The standardized patients know how to ask questions and deliver feedback about how the learners made them feel emotionally. In turn, students are instructed on how to talk to patients in a way that helps them describe their symptoms. 

“Students are expected to conduct a true telehealth visit with a patient, take a patient history, assess them and come up with a treatment plan just as you would if you were a nurse practitioner in a hospital or clinic,” Burt said.

Nurse practitioner students also will do a short clinical rotation with a nurse practitioner who is conducting telehealth visits.  

The sim lab experience is different for medical students and their educators as well. While learners have had to modify how they perform physical exams virtually, the actors hired as simulated patients have had to adapt their ailment portrayals as well as how they assess and coach the learners. 

Standardized patient and actor Sarah Schol said the online visits pose several new challenges, such as having to account for differences in eye contact on camera, as well as the extra steps learners need to take. 

“There’s a telehealth simulation checklist for students … ‘Is my space clear?’ ‘Is their space clear of other people?’ ‘Let me know what to do if their internet goes out, or the sound goes out,’ Skol said. “It’s really good practice for what telemedicine will be like.” 

Virtual learning has taken new meaning during a time when telehealth increasingly has become standard practice.  

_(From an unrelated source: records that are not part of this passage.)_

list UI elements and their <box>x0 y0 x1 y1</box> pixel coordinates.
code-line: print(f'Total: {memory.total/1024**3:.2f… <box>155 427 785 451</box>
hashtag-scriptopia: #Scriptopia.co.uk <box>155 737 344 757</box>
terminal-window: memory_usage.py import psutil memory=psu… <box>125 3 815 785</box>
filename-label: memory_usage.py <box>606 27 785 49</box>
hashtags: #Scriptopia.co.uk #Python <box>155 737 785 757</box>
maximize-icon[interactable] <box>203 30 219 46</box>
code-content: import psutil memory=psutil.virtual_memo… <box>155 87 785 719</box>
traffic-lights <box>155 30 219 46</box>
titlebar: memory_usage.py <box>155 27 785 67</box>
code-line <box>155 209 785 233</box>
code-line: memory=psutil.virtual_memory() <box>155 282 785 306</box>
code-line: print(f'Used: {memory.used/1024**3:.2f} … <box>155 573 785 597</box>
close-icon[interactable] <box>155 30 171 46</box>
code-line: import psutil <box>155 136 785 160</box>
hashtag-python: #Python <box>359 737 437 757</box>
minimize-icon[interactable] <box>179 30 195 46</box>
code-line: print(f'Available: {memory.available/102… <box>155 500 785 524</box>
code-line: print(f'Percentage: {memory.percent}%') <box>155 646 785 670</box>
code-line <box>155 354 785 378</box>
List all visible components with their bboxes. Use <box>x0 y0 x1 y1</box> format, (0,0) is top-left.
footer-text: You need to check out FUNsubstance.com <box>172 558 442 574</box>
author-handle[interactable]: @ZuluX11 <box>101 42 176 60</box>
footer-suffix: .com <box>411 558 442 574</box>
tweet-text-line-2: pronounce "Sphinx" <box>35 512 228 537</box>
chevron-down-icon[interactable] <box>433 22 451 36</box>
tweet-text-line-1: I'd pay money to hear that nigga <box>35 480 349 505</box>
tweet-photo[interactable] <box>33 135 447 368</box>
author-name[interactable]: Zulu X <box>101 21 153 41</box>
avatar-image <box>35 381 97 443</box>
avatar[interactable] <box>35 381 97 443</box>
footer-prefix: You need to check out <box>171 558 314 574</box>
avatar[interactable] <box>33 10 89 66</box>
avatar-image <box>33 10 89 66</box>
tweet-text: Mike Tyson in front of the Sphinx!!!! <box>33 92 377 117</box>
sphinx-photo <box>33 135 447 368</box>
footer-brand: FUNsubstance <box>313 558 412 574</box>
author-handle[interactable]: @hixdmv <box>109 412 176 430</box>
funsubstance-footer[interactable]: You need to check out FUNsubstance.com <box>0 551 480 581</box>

“In the beginning of COVID, we felt like we were being forced into a situation and having to accept it. Little did we know this would create an opportunity to give our students skills they will need,” said Laura McKenzie, assistant director of SAIL. 

The Surgical Innovation & Training Laboratory takes simulation learning to the next level. With the capacity to reach up to 200 learners, this high-tech lab provides training for all surgical disciplines. (Photo: University of Illinois College of Medicine)

Planned long before the global pandemic, the Surgical Innovation & Training Laboratory (SITL), a state-of-the-art venue for surgical training, research and innovation, is the penultimate sim lab. 

The new, 16,000-square-foot, $8.8 million facility has been the result of years of joint planning led by UIC, the University of Illinois College of Medicine and UI Health. The SITL, which opened Sept. 15, will provide hands-on training for all the surgical disciplines, with a particular emphasis on the microsurgery and robotic surgery fields. Surgeons will have access to modern surgical training tools, including several robotic units, with direct feeds from the operating room transmitted to a large classroom area with three modular units that can be combined for a total maximal capacity of up to 200 learners once COVID restrictions are lifted. 

Dr. Pier Giulianotti, professor of surgery and chief of the division of general, minimally invasive, and robotic surgery, said the lab’s simulation capabilities support the dual mission of education and research

“Students and residents can sit down and counsel, and they can try operations without having a patient underneath and are able to repeat the steps of a perfect procedure without damaging or hurting anybody,” Giulianotti said. 

General surgery resident Dr. Christina Warner likens the SITL experience to a driver’s education class. 

“You first sit down and learn the basics, the rules of the road, how to respect the instruments, how to respect the patients when you’re utilizing the instruments, how to position yourself in relation to the patient when starting the operation,” Warner said. “In the laboratory setting, the resident learns how to translate what they’re seeing on the screen to what they’re actually doing within the patient’s body. For obvious reasons, it’s best not to do that while you’re actually operating on a patient.”